La direction des ressources humaines Air France traverse depuis 2020 l’une des périodes les plus éprouvantes de son histoire. La pandémie de COVID-19 a frappé le secteur aérien avec une brutalité sans précédent, forçant la compagnie à repenser intégralement sa gestion du personnel. Entre suppressions de postes massives, négociations sociales tendues et impératifs de compétitivité, la DRH d’Air France doit jongler avec des contraintes contradictoires. Attirer les talents tout en réduisant les coûts. Maintenir l’engagement des équipes tout en restructurant l’organisation. Ce contexte exceptionnel éclaire les arbitrages stratégiques qui façonnent aujourd’hui la politique sociale de la compagnie nationale française.
Quand la pandémie a fracturé le modèle économique d’Air France
Les chiffres parlent d’eux-mêmes. En 2020, Air France a enregistré 8,4 milliards d’euros de pertes financières, un record absolu dans l’histoire de la compagnie. La capacité de transport a chuté de 50 % par rapport à 2019, laissant des milliers d’avions cloués au sol pendant des mois. Pour survivre, le groupe a sollicité et obtenu 2,5 milliards d’euros d’aides publiques, versées par l’État français dans le cadre d’un plan de sauvetage d’urgence.
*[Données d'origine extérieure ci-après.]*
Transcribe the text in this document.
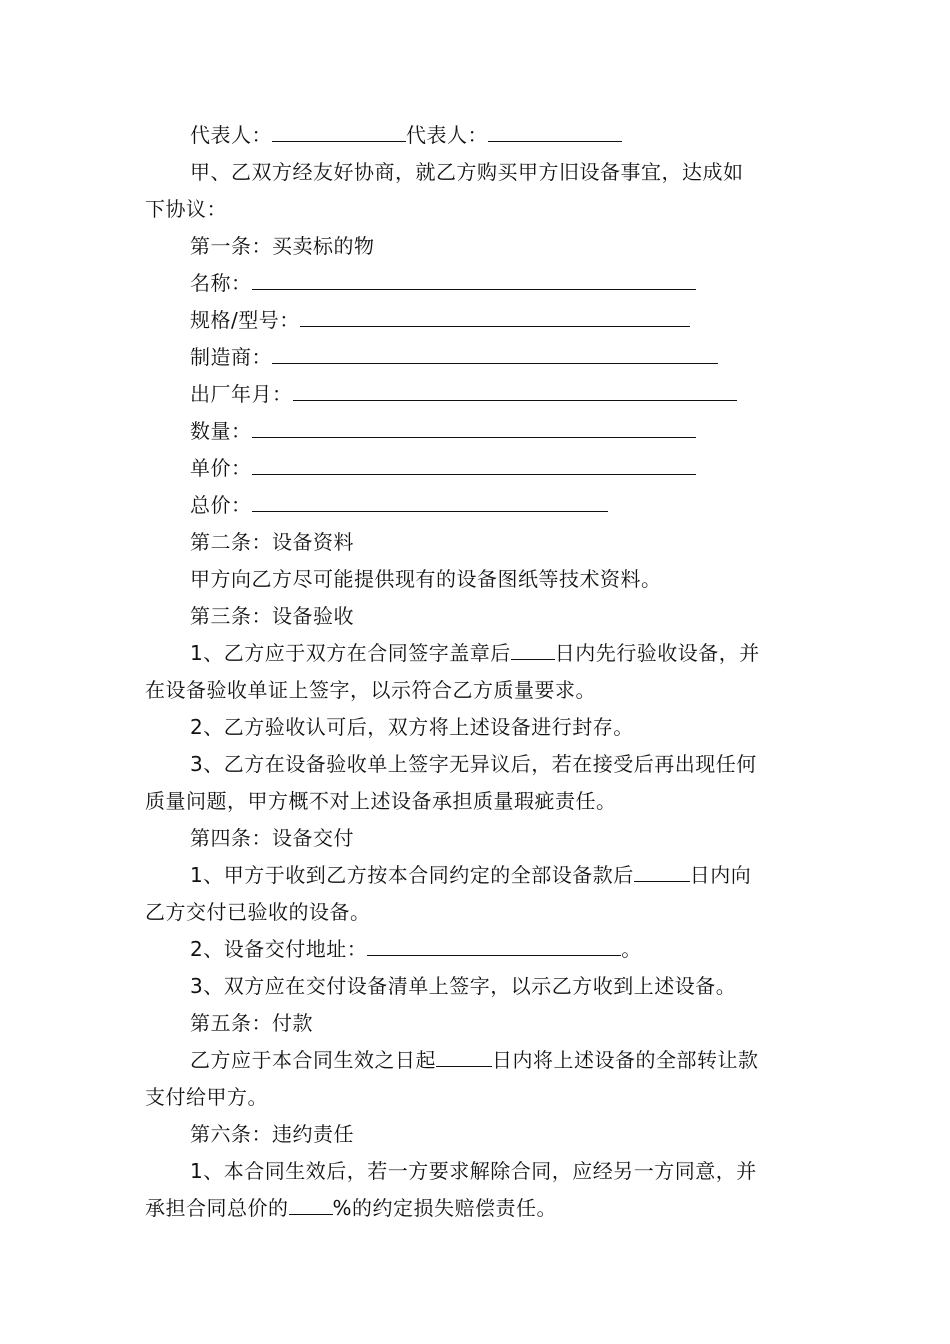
代表人：	代表人：
甲、乙双方经友好协商，就乙方购买甲方旧设备事宜，达成如
下协议：
第一条：买卖标的物
名称：
规格/型号：
制造商：
出厂年月：
数量：
单价：
总价：
第二条：设备资料
甲方向乙方尽可能提供现有的设备图纸等技术资料。
第三条：设备验收
1、乙方应于双方在合同签字盖章后 日内先行验收设备，并
在设备验收单证上签字，以示符合乙方质量要求。
2、乙方验收认可后，双方将上述设备进行封存。
3、乙方在设备验收单上签字无异议后，若在接受后再出现任何
质量问题，甲方概不对上述设备承担质量瑕疵责任。
第四条：设备交付
1、甲方于收到乙方按本合同约定的全部设备款后	日内向
乙方交付已验收的设备。
2、设备交付地址：	。
3、双方应在交付设备清单上签字，以示乙方收到上述设备。
第五条：付款
乙方应于本合同生效之日起	日内将上述设备的全部转让款
支付给甲方。
第六条：违约责任
1、本合同生效后，若一方要求解除合同，应经另一方同意，并
承担合同总价的 %的约定损失赔偿责任。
Ce séisme financier a produit des effets immédiats sur la structure sociale de l’entreprise. Des milliers de salariés se sont retrouvés en chômage partiel prolongé, un dispositif géré en coordination étroite avec le Ministère des Transports et les services de l’État. La Direction Générale de l’Aviation Civile (DGAC) a dû adapter ses propres protocoles pour accompagner cette situation inédite.
La compagnie a annoncé dès 2020 un plan de restructuration prévoyant la suppression de plusieurs milliers de postes. Ce plan visait à aligner les effectifs sur une activité durablement réduite. Les négociations avec les syndicats de salariés ont été âpres, certaines catégories professionnelles — pilotes, personnels navigants de cabine, agents au sol — défendant chacune leurs conditions spécifiques. La fracture entre urgence économique et maintien des droits acquis a structuré l’ensemble du dialogue social pendant cette période.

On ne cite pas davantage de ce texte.